And the outfit she wore that helped solicit all those comments? A pair of black jeans and a simple crewneck T-shirt.
"Hey beautiful." "Smile!" "Damn!" An assortment of random guys yelled as she passed. One guy even walked side-by-side with her for five minutes without saying a word.
Some got agitated when she wouldn't respond. "Someone's acknowledging you for being beautiful!" one guy yelled. "You should say thank you more!"
Non-profit Hollaback created the video with aspiring actress Shoshana B. Roberts to show exactly what women everywhere go through on a daily basis, no matter if they live in Manhattan or Manhattan, Kansas.
"I'm harassed when I smile and I'm harassed when I don't," Roberts said in a press release. "I'm harassed by white men, black men, Latino men. Not a day goes by when I don't experience this."
I showed this video to a couple of male friends and they admitted that they were clueless as to why it was inappropriate to ask a woman to smile. "They're just trying to make small talk," one said. "Most of the guys aren't harassing her about it."
But that's exactly the problem. Unwanted comments are harassment — and plenty of catcalling does devolve into crude sexual comments, or worse.

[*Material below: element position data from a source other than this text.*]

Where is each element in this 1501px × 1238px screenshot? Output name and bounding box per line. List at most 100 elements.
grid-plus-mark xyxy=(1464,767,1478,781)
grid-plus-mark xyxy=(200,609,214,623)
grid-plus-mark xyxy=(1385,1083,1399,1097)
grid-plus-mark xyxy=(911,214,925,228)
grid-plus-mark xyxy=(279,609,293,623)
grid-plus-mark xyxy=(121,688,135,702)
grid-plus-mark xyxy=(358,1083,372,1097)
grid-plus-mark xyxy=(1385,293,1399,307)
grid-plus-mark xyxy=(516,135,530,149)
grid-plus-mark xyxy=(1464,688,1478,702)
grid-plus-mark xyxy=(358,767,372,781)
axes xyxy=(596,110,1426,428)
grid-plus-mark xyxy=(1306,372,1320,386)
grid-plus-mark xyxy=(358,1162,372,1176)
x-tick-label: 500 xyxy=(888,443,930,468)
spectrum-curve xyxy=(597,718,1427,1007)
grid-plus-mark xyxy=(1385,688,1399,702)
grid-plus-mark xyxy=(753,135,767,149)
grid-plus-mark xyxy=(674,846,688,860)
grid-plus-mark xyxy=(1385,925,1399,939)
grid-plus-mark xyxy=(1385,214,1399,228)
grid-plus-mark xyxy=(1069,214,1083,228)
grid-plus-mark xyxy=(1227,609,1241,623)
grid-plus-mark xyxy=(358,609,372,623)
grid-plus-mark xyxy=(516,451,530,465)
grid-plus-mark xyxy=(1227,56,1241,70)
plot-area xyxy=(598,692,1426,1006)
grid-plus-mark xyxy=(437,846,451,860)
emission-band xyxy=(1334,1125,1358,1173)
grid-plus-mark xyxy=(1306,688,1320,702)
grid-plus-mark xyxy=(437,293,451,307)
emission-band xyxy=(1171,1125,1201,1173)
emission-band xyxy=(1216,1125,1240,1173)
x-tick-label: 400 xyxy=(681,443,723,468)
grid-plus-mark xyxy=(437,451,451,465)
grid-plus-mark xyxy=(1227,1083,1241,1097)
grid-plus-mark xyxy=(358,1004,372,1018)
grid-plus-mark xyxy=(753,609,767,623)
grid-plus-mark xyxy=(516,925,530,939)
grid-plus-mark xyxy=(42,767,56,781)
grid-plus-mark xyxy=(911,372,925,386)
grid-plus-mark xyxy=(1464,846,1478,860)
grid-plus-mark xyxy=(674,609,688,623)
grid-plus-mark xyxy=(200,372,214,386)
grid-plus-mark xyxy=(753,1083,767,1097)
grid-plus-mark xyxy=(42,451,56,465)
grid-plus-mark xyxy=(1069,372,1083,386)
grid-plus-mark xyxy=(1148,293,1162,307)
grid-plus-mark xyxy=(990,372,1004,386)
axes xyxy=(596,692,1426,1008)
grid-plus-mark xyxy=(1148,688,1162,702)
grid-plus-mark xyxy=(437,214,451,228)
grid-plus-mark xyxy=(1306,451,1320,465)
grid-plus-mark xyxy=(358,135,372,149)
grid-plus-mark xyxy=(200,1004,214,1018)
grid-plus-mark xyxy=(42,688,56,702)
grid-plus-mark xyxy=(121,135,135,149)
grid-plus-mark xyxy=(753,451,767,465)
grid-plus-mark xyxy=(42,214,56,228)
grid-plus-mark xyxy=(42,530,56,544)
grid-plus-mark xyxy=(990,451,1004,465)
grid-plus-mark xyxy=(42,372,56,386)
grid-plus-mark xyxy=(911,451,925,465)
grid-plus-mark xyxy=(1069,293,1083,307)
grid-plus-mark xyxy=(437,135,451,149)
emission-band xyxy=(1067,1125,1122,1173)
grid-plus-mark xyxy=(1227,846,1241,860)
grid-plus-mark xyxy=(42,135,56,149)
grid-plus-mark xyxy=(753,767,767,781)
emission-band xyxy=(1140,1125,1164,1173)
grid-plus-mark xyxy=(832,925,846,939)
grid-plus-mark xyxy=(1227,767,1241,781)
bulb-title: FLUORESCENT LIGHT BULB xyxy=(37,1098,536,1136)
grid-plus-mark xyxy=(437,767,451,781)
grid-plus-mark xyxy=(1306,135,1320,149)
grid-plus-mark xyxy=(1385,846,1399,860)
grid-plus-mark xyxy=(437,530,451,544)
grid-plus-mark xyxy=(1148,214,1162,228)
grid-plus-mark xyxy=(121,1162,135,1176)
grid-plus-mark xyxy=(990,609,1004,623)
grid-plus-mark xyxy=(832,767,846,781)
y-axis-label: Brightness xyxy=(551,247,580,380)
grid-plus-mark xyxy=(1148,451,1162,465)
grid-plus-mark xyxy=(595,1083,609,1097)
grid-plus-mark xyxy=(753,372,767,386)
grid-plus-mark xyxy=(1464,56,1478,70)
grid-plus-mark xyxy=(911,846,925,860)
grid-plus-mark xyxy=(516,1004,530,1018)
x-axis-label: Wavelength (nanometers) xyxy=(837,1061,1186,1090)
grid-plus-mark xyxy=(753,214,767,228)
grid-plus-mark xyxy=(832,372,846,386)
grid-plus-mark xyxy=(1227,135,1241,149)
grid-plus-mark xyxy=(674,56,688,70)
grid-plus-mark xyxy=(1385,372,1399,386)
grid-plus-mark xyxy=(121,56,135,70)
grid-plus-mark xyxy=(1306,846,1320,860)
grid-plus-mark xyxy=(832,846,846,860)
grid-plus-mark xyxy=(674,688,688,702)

"So," my other guy acquaintance asked, "how am I supposed to know when a woman wants to be approached? It's like we can't win no matter what."
Here's a pro-tip, males of the world: Open your eyes. If she's walking down the street, don't talk to her. If she looks like she doesn't want to be approached, don't approach her. If she's with other people, don't approach her. If she's with her family, don't approach her. If she's talking on the phone, don't approach her.
But, if she's making solid eye contact with you in line at Starbucks, smiling and generally looks like she's open to communication with you, then consider it. Just don't open with some awful line — or worse, some sexual innuendo.
As for how the internet is reacting to Hollaback's video? Not so great, in typical interwebs fashion.
"The subject of our PSA is starting to get rape threats on the comments. Can you help by reporting them?" the non-profit tweeted on Tuesday.
"The rape threats indicate that we are hitting a nerve," Hollaback director Emily May told Newsday. "We want to do more than just hit a nerve though; we want New Yorkers to realize — once and for all — that street harassment isn't OK, and that as a city we refuse to tolerate it," she said.